Ni(II) complexation to amorphous hydrous ferric oxide: An X-ray absorption spectroscopy study

• Published in: Journal of colloid and interface science Vol. 314; no. 1; pp. 10 - 17
• Main Authors: Xu, Ying, Axe, Lisa, Boonfueng, Thipnakarin, Tyson, Trevor A., Trivedi, Paras, Pandya, Kaumudi
• Format: Journal Article
• Language: English
• Published: San Diego, CA Elsevier Inc 01.10.2007; Elsevier
• Subjects: Absorption; Adsorption; Amorphous oxide; BIOLOGICAL AVAILABILITY; Chemistry; Colloidal state and disperse state; Exact sciences and technology; EXAFS; Ferric Compounds - chemistry; General and physical chemistry; GEOCHEMISTRY; GEOSCIENCES; Hydrous ferric oxide; INORGANIC, ORGANIC, PHYSICAL AND ANALYTICAL CHEMISTRY; IRON HYDROXIDES; IRON OXIDES; national synchrotron light source; NICKEL; Nickel - chemistry; NICKEL COMPLEXES; NICKEL HYDROXIDES; SORPTION; Spectrum Analysis - methods; Surface physical chemistry; X-Ray Diffraction; X-Rays; Amorphous oxide; Nickel; Adsorption; Hydrous ferric oxide; EXAFS; Complexation; Oxides; Transition metal; EXAFS spectrometry; X ray absorption
• ISSN: 0021-9797; 1095-7103
• DOI: 10.1016/j.jcis.2007.05.037

Ni(II) sorption onto iron oxides and in particular hydrous ferric oxide (HFO) is among the important processes impacting its distribution, mobility, and bioavailability in environment.
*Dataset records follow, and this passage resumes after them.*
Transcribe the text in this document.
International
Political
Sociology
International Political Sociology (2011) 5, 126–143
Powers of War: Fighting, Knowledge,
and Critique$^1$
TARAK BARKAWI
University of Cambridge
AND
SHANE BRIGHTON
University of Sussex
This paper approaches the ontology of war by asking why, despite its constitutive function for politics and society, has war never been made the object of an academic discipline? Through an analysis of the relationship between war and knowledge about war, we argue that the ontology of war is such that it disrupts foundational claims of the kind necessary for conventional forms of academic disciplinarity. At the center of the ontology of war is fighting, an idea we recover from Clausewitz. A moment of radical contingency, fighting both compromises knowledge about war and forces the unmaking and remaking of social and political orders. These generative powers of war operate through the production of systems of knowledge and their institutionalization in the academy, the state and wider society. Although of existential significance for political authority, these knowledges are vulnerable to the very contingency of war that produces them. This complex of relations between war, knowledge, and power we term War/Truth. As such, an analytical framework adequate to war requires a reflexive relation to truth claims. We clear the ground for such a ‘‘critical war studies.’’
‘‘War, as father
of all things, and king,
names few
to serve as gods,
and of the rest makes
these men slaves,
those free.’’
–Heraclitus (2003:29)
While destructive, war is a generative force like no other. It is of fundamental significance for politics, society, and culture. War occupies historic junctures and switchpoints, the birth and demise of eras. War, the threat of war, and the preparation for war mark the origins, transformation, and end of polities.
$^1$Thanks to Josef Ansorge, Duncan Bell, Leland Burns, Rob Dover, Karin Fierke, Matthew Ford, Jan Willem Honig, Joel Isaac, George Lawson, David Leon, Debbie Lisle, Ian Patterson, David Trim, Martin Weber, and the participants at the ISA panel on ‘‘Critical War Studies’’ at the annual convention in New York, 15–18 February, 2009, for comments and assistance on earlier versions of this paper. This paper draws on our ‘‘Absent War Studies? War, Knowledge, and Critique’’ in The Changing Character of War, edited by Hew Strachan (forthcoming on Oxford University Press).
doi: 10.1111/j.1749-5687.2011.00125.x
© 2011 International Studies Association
To develop mechanistic models for Ni, extended X-ray absorption fine structure (EXAFS) analysis has been conducted on Ni(II) sorbed to HFO. Coprecipitation revealed the formation of the metastable α-Ni(OH) 2 at a Ni(II) loading of 3.5 × 10 −3   mol g −1 . On the other hand, Ni(II) formed inner-sphere mononuclear bidentate complexes along edges of FeO 6 octahedra when sorbed to HFO surfaces with Ni–O distances of 2.05–2.07 Å and Ni–Fe distances of 3.07–3.11 Å. This surface complex was observed by EXAFS study over 2.8 × 10 −3 to 10 −1 ionic strength, pH from 6 to 7, a Ni(II) loading of 8 × 10 −4 to 8.1 × 10 −3   mol g −1 HFO, and reaction times from 4 hours to 8 months. The short- and long-range structure analyses suggest that the presence of Ni(II) inhibited transformation of the amorphous iron oxide into a more crystalline form. However, Ni 2+ was not observed to substitute for Fe 3+ in the oxide structure. This study systematically addresses Ni(II) adsorption mechanisms to amorphous iron oxide. The experimentally defined surface complexes can be used to constrain surface complexation modeling for improved prediction of metal distribution at the iron oxide/aqueous interface. Ni K-edge χ ( k ) × k 3 spectra of Ni–HFO sorption complexes as a function of pH, IS, adsorbate loading, and reaction time studied at room temperature.